Buddhist monastery in Kyoto, Japan

Saishō-ji (最勝寺, Saishō-ji) was a Buddhist monastery in northeastern Kyoto, Japan, endowed by Emperor Toba in fulfillment of a sacred vow. It is famous for its monastery complexes which enjoyed extravagant Imperial patronage from their inception. They are sometimes identified as the "Superlative Temples" or the "Shō Temples" because of the middle syllable of the temple name.

==History==
Saishō-ji and the other Rokushō-ji establishments had a particular function within the Imperial "cloister government" (院政, insei). The Rokushō-ji were "sacred vow temples" (gogan-ji) built by imperial command following a precedent established by Emperor Shirakawa's Hosshō-ji. Although these temple complexes were ostensibly established for a presumptively pious purpose, the relationship of Emperors Shirakawa, Toba, Sutoku, and Konoe with Hosshō-ji and the other "imperial vow" temples and with the imperial residences that adjoined the temple complexes is quite revealing. The temples were probably built not just of piety but as ways of protecting estate income and a certain style of life. The building of new temples could serve as a coercive device to extract support from other kuge families and to justify the use of public taxes for the benefit of members of the imperial house, the religious intent giving support to the political interest.

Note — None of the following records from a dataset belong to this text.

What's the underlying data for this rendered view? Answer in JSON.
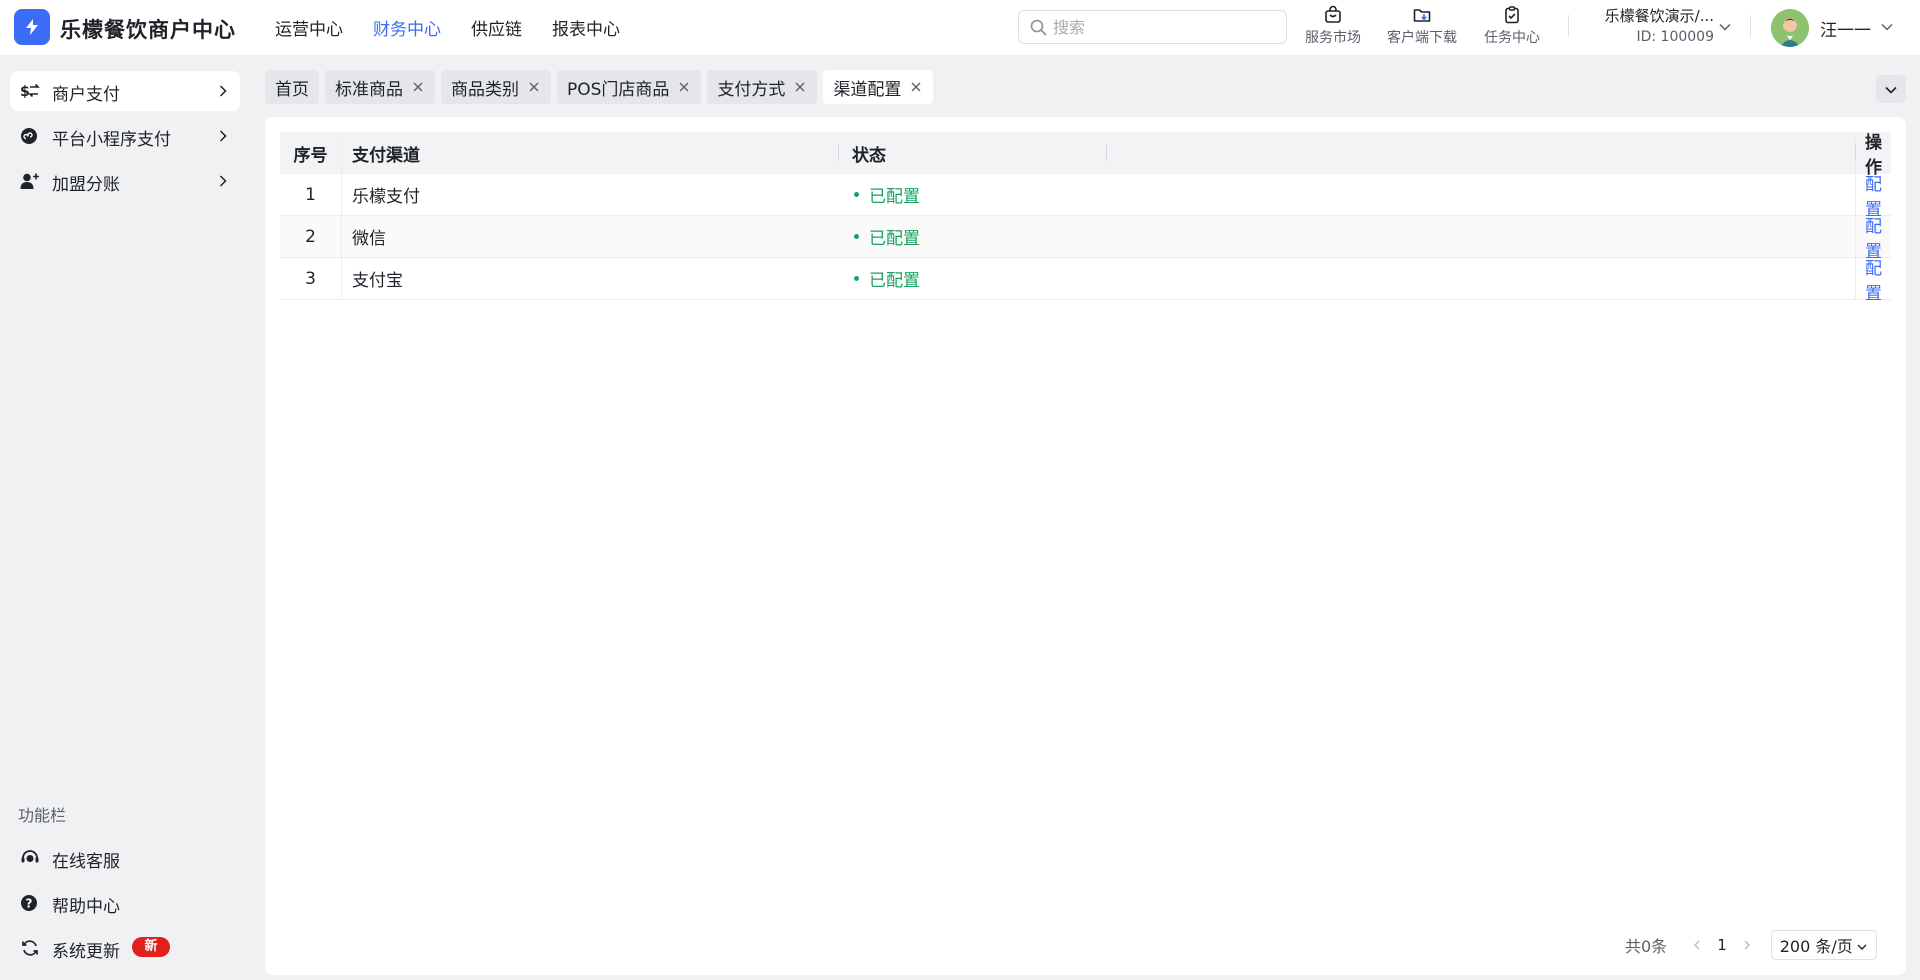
{
  "header": {
    "brand": "乐檬餐饮商户中心",
    "nav": [
      {
        "label": "运营中心",
        "active": false
      },
      {
        "label": "财务中心",
        "active": true
      },
      {
        "label": "供应链",
        "active": false
      },
      {
        "label": "报表中心",
        "active": false
      }
    ],
    "search_placeholder": "搜索",
    "tools": {
      "market": "服务市场",
      "download": "客户端下载",
      "task": "任务中心"
    },
    "store_name": "乐檬餐饮演示/...",
    "store_id": "ID: 100009",
    "user_name": "汪一一"
  },
  "sidebar": {
    "items": [
      {
        "label": "商户支付",
        "icon": "swap-currency-icon",
        "active": true
      },
      {
        "label": "平台小程序支付",
        "icon": "miniprogram-icon",
        "active": false
      },
      {
        "label": "加盟分账",
        "icon": "add-user-icon",
        "active": false
      }
    ],
    "func_title": "功能栏",
    "func_items": [
      {
        "label": "在线客服",
        "icon": "headset-icon"
      },
      {
        "label": "帮助中心",
        "icon": "help-icon"
      },
      {
        "label": "系统更新",
        "icon": "refresh-icon",
        "badge": "新"
      }
    ]
  },
  "tabs": [
    {
      "label": "首页",
      "closable": false,
      "active": false
    },
    {
      "label": "标准商品",
      "closable": true,
      "active": false
    },
    {
      "label": "商品类别",
      "closable": true,
      "active": false
    },
    {
      "label": "POS门店商品",
      "closable": true,
      "active": false
    },
    {
      "label": "支付方式",
      "closable": true,
      "active": false
    },
    {
      "label": "渠道配置",
      "closable": true,
      "active": true
    }
  ],
  "table": {
    "columns": {
      "no": "序号",
      "channel": "支付渠道",
      "status": "状态",
      "action": "操作"
    },
    "rows": [
      {
        "no": "1",
        "channel": "乐檬支付",
        "status": "已配置",
        "action": "配置"
      },
      {
        "no": "2",
        "channel": "微信",
        "status": "已配置",
        "action": "配置"
      },
      {
        "no": "3",
        "channel": "支付宝",
        "status": "已配置",
        "action": "配置"
      }
    ]
  },
  "pagination": {
    "total": "共0条",
    "page": "1",
    "page_size": "200 条/页"
  },
  "colors": {
    "accent": "#3b6cf6",
    "status_ok": "#19a15f",
    "badge_red": "#e0201c"
  }
}
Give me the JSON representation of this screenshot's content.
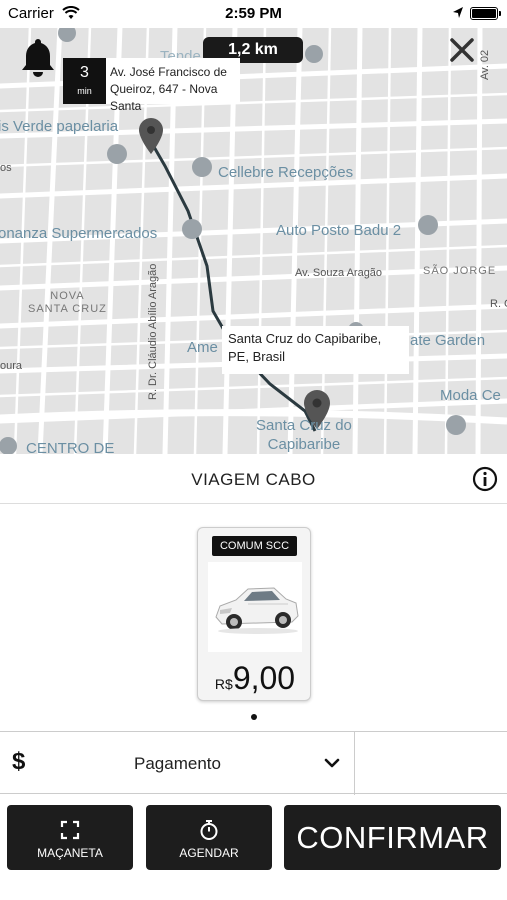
{
  "status_bar": {
    "carrier": "Carrier",
    "time": "2:59 PM"
  },
  "map": {
    "distance": "1,2 km",
    "eta": {
      "minutes": "3",
      "unit": "min",
      "address": "Av. José Francisco de Queiroz, 647 - Nova Santa"
    },
    "destination": "Santa Cruz do Capibaribe, PE, Brasil",
    "labels": {
      "papelaria": "is Verde papelaria",
      "cellebre": "Cellebre Recepções",
      "bonanza": "onanza Supermercados",
      "auto_posto": "Auto Posto Badu 2",
      "souza_aragao": "Av. Souza Aragão",
      "sao_jorge": "SÃO JORGE",
      "nova_santa_cruz": "NOVA\nSANTA CRUZ",
      "claudio": "R. Dr. Cláudio Abílio Aragão",
      "ame": "Ame",
      "ate_garden": "ate Garden",
      "moda": "Moda Ce",
      "santa_cruz": "Santa Cruz do\nCapibaribe",
      "centro": "CENTRO DE",
      "oura": "oura",
      "os": "os",
      "r_c": "R. C",
      "av02": "Av. 02",
      "tende": "Tende"
    }
  },
  "trip": {
    "title": "VIAGEM CABO"
  },
  "vehicle": {
    "category": "COMUM SCC",
    "currency": "R$",
    "price": "9,00"
  },
  "payment": {
    "icon": "$",
    "label": "Pagamento"
  },
  "buttons": {
    "macaneta": "MAÇANETA",
    "agendar": "AGENDAR",
    "confirmar": "CONFIRMAR"
  },
  "colors": {
    "dark": "#1d1d1d",
    "map_bg": "#e3e3e3",
    "poi_label": "#6b8fa3",
    "route": "#2b3a40"
  },
  "icons": {
    "bell": "bell-icon",
    "close": "close-icon",
    "info": "info-icon",
    "chevron": "chevron-down-icon",
    "expand": "expand-icon",
    "timer": "timer-icon"
  }
}
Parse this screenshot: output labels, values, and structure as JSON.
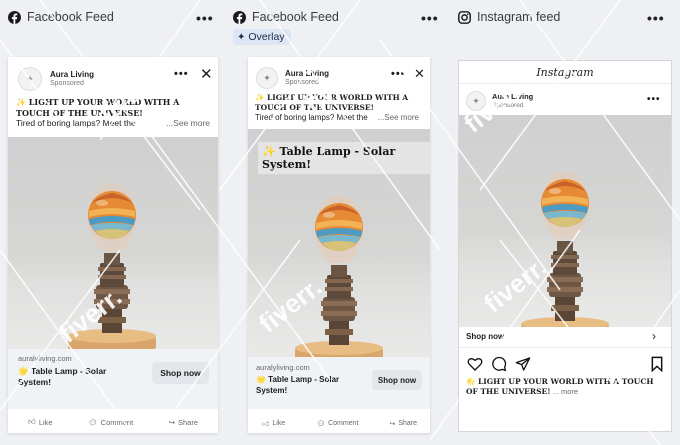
{
  "columns": [
    {
      "platform": "facebook",
      "label": "Facebook Feed"
    },
    {
      "platform": "facebook",
      "label": "Facebook Feed"
    },
    {
      "platform": "instagram",
      "label": "Instagram feed"
    }
  ],
  "overlay_chip": "Overlay",
  "post": {
    "brand": "Aura Living",
    "sponsored": "Sponsored",
    "headline": "✨ LIGHT UP YOUR WORLD WITH A TOUCH OF THE UNIVERSE!",
    "body": "Tired of boring lamps? Meet the",
    "see_more": "...See more",
    "url": "auralyliving.com",
    "product_title": "🌟 Table Lamp - Solar System!",
    "cta": "Shop now",
    "overlay_text": "✨ Table Lamp - Solar System!",
    "actions": {
      "like": "Like",
      "comment": "Comment",
      "share": "Share"
    }
  },
  "instagram": {
    "wordmark": "Instagram",
    "cta": "Shop now",
    "caption": "🌟 LIGHT UP YOUR WORLD WITH A TOUCH OF THE UNIVERSE!",
    "more": "... more"
  },
  "watermark": "fiverr.",
  "colors": {
    "facebook_blue": "#1877f2",
    "chip_bg": "#dde6f5",
    "cta_bg": "#e4e6eb"
  }
}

The Rokushō-ji were also called the six "Superiority Temples", and each were uniquely dedicated to an aspect of esoteric Buddhist ontology, as in:
- the "Superiority of Buddhist Law":
 Hosshō-ji (法勝寺, Hosshō-ji), founded by Emperor Shirakawa in 1077.

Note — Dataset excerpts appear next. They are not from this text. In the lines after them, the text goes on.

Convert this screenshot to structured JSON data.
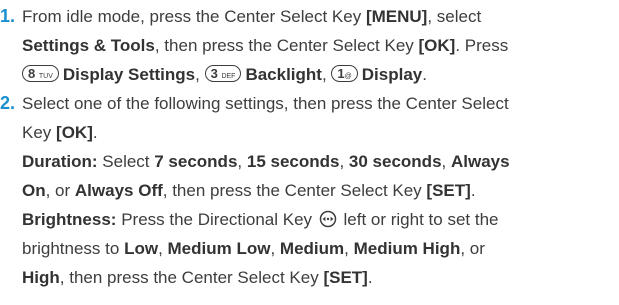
{
  "steps": [
    {
      "number": "1.",
      "lines": {
        "l1_a": "From idle mode, press the Center Select Key ",
        "l1_menu": "[MENU]",
        "l1_b": ", select",
        "l2_settings": "Settings & Tools",
        "l2_a": ", then press the Center Select Key ",
        "l2_ok": "[OK]",
        "l2_b": ". Press",
        "key8_digit": "8",
        "key8_letters": "TUV",
        "l3_display_settings": "Display Settings",
        "l3_sep1": ", ",
        "key3_digit": "3",
        "key3_letters": "DEF",
        "l3_backlight": "Backlight",
        "l3_sep2": ", ",
        "key1_digit": "1",
        "key1_letters": "@",
        "l3_display": "Display",
        "l3_end": "."
      }
    },
    {
      "number": "2.",
      "lines": {
        "l1_a": "Select one of the following settings, then press the Center Select",
        "l2_a": "Key ",
        "l2_ok": "[OK]",
        "l2_end": ".",
        "dur_label": "Duration:",
        "dur_a": " Select ",
        "dur_7": "7 seconds",
        "dur_sep1": ", ",
        "dur_15": "15 seconds",
        "dur_sep2": ", ",
        "dur_30": "30 seconds",
        "dur_sep3": ", ",
        "dur_always": "Always",
        "dur_on": "On",
        "dur_b": ", or ",
        "dur_off": "Always Off",
        "dur_c": ", then press the Center Select Key ",
        "dur_set": "[SET]",
        "dur_end": ".",
        "bri_label": "Brightness:",
        "bri_a": " Press the Directional Key ",
        "bri_b": " left or right to set the",
        "bri_c": "brightness to ",
        "bri_low": "Low",
        "bri_sep1": ", ",
        "bri_medlow": "Medium Low",
        "bri_sep2": ", ",
        "bri_med": "Medium",
        "bri_sep3": ", ",
        "bri_medhigh": "Medium High",
        "bri_d": ", or",
        "bri_high": "High",
        "bri_e": ", then press the Center Select Key ",
        "bri_set": "[SET]",
        "bri_end": "."
      }
    }
  ],
  "icons": {
    "directional_key": "directional-key-icon"
  },
  "colors": {
    "step_number": "#1a8fd0",
    "text": "#3d3d3d"
  }
}
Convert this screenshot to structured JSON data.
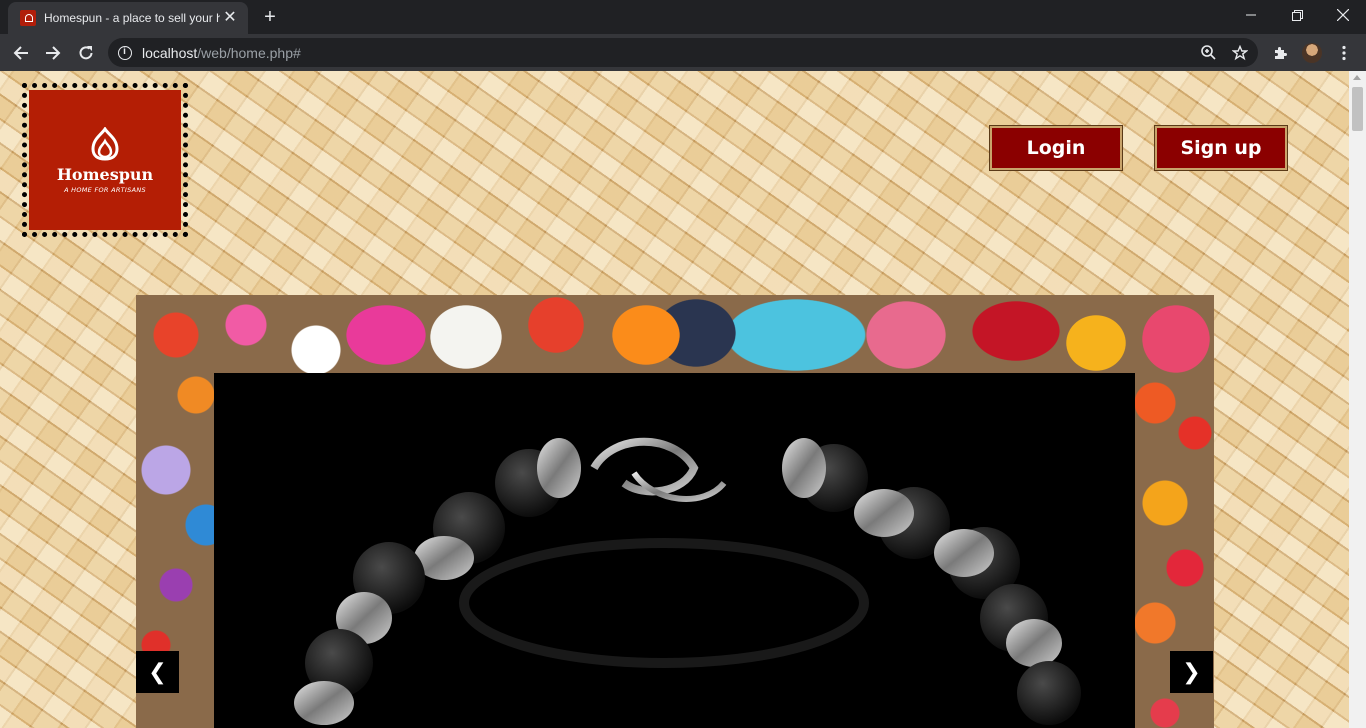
{
  "browser": {
    "tab_title": "Homespun - a place to sell your handmade goods",
    "tab_close": "✕",
    "new_tab": "+",
    "url_host": "localhost",
    "url_path": "/web/home.php#",
    "icons": [
      "back-arrow-icon",
      "forward-arrow-icon",
      "reload-icon",
      "info-icon",
      "zoom-icon",
      "star-icon",
      "extensions-icon",
      "profile-avatar",
      "menu-dots-icon"
    ]
  },
  "header": {
    "logo_name": "Homespun",
    "logo_tagline": "A HOME FOR ARTISANS",
    "login_label": "Login",
    "signup_label": "Sign up"
  },
  "slideshow": {
    "prev_label": "❮",
    "next_label": "❯"
  },
  "colors": {
    "brand_red": "#b41e05",
    "button_bg": "#8b0000"
  }
}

- the "Superiority of Worship":
 Sonshō-ji (尊勝寺, Sonshō-ji), founded by Emperor Horikawa (Shirakawa's son) in 1102.
- the "Most Superior":
 Saishō-ji, founded by Emperor Toba (Shirakawa's grandson) in 1118.

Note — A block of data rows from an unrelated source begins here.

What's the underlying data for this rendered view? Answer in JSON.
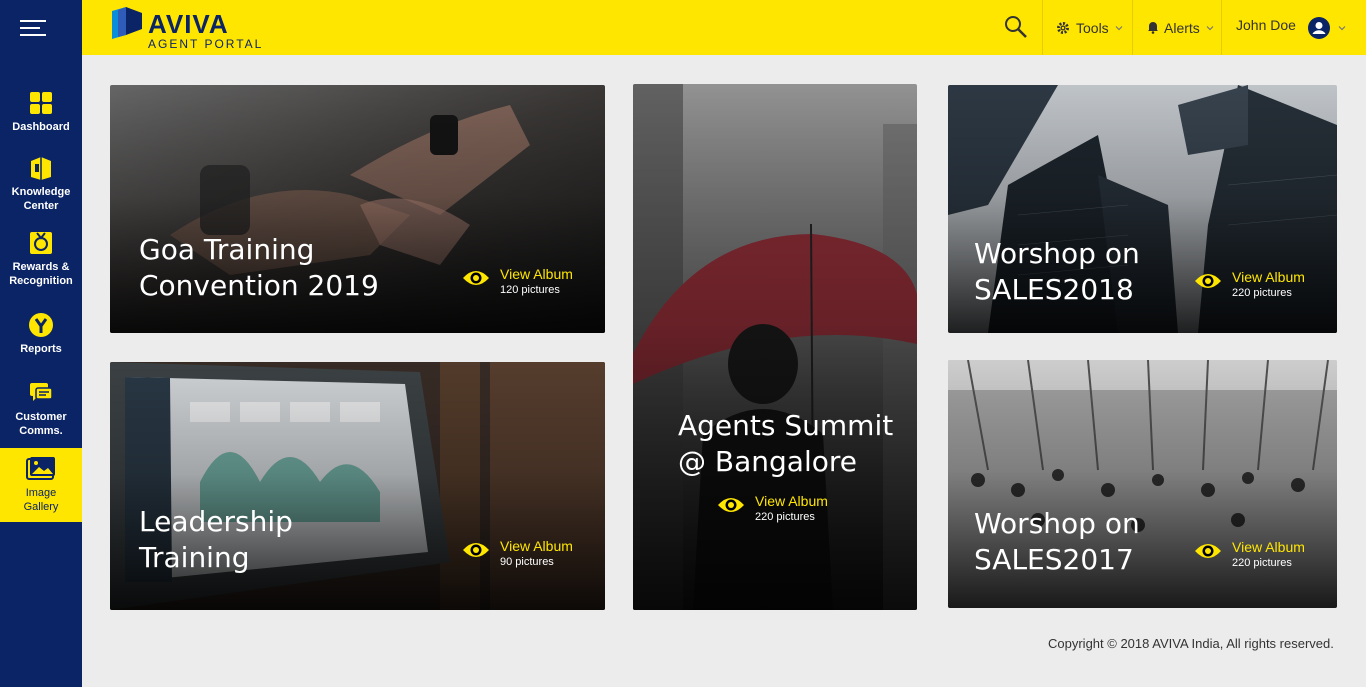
{
  "brand": {
    "name": "AVIVA",
    "subtitle": "AGENT PORTAL"
  },
  "header": {
    "tools_label": "Tools",
    "alerts_label": "Alerts",
    "user_name": "John Doe"
  },
  "sidebar": {
    "items": [
      {
        "label": "Dashboard",
        "icon": "dashboard-icon"
      },
      {
        "label": "Knowledge Center",
        "icon": "book-icon"
      },
      {
        "label": "Rewards & Recognition",
        "icon": "medal-icon"
      },
      {
        "label": "Reports",
        "icon": "reports-icon"
      },
      {
        "label": "Customer Comms.",
        "icon": "chat-icon"
      },
      {
        "label": "Image Gallery",
        "icon": "image-icon",
        "active": true
      }
    ]
  },
  "albums": [
    {
      "title_line1": "Goa Training",
      "title_line2": "Convention 2019",
      "view_label": "View Album",
      "count": "120 pictures"
    },
    {
      "title_line1": "Leadership",
      "title_line2": "Training",
      "view_label": "View Album",
      "count": "90 pictures"
    },
    {
      "title_line1": "Agents Summit",
      "title_line2": "@ Bangalore",
      "view_label": "View Album",
      "count": "220 pictures"
    },
    {
      "title_line1": "Worshop on",
      "title_line2": "SALES2018",
      "view_label": "View Album",
      "count": "220 pictures"
    },
    {
      "title_line1": "Worshop on",
      "title_line2": "SALES2017",
      "view_label": "View Album",
      "count": "220 pictures"
    }
  ],
  "footer": {
    "copyright": "Copyright  © 2018 AVIVA India, All rights reserved."
  },
  "colors": {
    "brand_navy": "#0b2466",
    "brand_yellow": "#ffe600"
  }
}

- the "Superiority of Perfection":
 Enshō-ji (円勝寺, Enshō-ji), founded by Imperial consort Taiken-mon'in (Shirakawa's adopted daughter and the mother of Emperor Sutoku) in 1128.
- the "Superiority of Becoming":
 Jōshō-ji (成勝寺, Jōshō-ji), founded by Emperor Sutoku (Shirakawa's great-grandson) in 1139.
- the "Superiority of Duration":
 Enshō-ji (延勝寺, Enshō-ji), founded by Emperor Konoe (Shirakawa's great-grandson) in 1149.